Briana Lyn Delaney, 13, of Lake Charles, La., correctly spelled “nuciform,” “lienholder” and “postponable.” But the seventh-grader who likes to write stories and poems in both English and French was tripped up by her fourth word.

“Araneiform?” she asked in disbelief. The word means like a spider.

She pronounced it twice. The pronouncer repeated the word. Then, Delaney said it again.

“What is the language of origin?” she asked, stalling.

She repeated the word two more times into the microphone, then asked the pronouncer to use it in a sentence. “Oh, OK,” she said, and she proceeded to misspell it “a-r-a-n-e-a-f-o-r-m.”

The bell dinged. Delaney, dressed in a long blue skirt, bobby socks and pink shoes, walked off the stage, her head hanging down as she clutched a small stuffed toy.

The contest, however, was not without humor.

Courtenay L. Glisson of Oxford, Miss., asked for her word, “succorance,” to be defined and used in a sentence.
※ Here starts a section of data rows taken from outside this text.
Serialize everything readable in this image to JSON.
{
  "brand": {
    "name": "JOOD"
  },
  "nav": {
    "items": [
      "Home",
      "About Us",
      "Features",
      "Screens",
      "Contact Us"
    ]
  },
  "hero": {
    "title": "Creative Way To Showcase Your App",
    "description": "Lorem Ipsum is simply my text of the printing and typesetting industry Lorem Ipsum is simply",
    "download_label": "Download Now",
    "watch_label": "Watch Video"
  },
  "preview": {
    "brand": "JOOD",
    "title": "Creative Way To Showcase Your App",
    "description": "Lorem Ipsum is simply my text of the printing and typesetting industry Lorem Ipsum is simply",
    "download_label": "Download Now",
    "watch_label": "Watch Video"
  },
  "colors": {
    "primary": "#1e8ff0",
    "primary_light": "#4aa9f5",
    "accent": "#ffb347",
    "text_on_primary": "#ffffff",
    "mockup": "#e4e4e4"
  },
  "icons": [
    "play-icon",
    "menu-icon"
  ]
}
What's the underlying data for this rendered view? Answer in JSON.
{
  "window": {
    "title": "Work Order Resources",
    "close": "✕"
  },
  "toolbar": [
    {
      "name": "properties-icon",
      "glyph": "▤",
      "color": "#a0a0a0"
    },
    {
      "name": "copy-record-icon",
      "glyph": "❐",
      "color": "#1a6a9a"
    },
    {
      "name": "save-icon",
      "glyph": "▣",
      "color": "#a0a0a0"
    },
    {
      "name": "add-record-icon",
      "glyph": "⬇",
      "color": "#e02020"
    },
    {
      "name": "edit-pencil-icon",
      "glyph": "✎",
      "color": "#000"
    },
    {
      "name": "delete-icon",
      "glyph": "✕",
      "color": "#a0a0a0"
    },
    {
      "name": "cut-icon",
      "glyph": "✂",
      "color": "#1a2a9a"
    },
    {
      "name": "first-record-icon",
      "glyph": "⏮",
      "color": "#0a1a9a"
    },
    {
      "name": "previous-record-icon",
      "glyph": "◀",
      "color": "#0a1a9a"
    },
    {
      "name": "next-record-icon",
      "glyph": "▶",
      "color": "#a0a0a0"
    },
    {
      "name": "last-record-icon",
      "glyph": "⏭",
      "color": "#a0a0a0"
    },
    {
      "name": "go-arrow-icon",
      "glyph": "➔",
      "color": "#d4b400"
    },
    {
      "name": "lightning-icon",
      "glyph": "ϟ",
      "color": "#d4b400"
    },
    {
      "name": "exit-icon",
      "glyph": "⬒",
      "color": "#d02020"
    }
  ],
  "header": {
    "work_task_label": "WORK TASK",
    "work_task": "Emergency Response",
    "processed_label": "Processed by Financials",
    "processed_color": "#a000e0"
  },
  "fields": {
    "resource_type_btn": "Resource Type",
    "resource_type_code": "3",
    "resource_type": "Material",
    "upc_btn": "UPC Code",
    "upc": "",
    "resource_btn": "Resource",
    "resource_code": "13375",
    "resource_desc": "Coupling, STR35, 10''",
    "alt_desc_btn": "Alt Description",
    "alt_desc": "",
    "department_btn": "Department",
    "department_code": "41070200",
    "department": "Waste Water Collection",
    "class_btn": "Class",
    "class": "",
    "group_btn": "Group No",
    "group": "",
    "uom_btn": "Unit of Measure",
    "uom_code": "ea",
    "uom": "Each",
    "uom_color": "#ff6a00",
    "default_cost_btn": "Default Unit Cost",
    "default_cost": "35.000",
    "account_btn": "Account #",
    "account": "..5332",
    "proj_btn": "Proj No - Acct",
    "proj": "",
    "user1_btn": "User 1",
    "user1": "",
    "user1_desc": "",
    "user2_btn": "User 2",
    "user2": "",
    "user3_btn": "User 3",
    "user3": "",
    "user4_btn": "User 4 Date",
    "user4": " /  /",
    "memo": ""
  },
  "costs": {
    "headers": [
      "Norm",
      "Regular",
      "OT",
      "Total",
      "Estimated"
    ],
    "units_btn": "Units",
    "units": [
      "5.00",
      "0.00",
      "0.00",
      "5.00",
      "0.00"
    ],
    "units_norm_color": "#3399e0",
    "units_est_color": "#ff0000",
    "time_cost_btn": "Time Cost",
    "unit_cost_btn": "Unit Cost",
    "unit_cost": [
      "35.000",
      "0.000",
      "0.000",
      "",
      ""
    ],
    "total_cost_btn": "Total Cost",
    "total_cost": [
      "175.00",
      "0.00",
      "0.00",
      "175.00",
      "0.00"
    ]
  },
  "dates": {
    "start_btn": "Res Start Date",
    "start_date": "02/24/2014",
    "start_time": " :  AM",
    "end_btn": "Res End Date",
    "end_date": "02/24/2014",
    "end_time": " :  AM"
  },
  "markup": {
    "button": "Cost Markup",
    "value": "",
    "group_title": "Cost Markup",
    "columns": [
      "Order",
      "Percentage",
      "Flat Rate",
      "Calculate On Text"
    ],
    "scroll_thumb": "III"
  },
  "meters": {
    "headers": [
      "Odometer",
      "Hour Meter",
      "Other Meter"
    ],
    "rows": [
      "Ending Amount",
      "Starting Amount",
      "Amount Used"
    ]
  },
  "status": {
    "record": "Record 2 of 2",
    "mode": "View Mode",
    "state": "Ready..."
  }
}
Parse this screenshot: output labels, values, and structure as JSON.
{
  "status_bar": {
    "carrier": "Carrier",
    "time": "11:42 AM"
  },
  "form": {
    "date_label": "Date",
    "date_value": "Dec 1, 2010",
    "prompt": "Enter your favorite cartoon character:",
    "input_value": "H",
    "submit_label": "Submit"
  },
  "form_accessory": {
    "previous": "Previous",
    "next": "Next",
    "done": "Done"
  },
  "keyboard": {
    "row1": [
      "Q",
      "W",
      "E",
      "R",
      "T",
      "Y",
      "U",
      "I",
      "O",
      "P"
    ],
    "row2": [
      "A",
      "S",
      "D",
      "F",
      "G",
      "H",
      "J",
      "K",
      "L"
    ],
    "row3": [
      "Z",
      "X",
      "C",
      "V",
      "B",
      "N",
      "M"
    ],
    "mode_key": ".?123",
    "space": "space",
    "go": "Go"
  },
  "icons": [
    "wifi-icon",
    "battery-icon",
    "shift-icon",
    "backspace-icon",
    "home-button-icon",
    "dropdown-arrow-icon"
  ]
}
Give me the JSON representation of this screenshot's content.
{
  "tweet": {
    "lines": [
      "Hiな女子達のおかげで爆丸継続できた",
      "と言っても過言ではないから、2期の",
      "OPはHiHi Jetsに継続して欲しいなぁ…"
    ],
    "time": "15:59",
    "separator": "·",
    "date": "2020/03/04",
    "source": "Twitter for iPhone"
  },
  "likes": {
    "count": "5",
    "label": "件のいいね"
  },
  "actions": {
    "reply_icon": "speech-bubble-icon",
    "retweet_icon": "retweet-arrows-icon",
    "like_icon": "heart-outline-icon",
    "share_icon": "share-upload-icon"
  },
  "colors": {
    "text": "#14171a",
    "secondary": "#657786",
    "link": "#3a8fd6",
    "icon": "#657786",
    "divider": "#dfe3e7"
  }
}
Looking for more clues, she finally asked the official pronouncer: “You have anything else you can give me?”

The audience laughed.

“It’s a noun,” offered pronouncer Alex J. Cameron, chairman of the English department at the University of Dayton, Ohio.

Glisson tried to spell it, but failed. The bell rang and the 14-year-old, clad in hiking boots and jeans, strode off, leaving yet another vacant seat on the stage.

States News Service contributed to this report.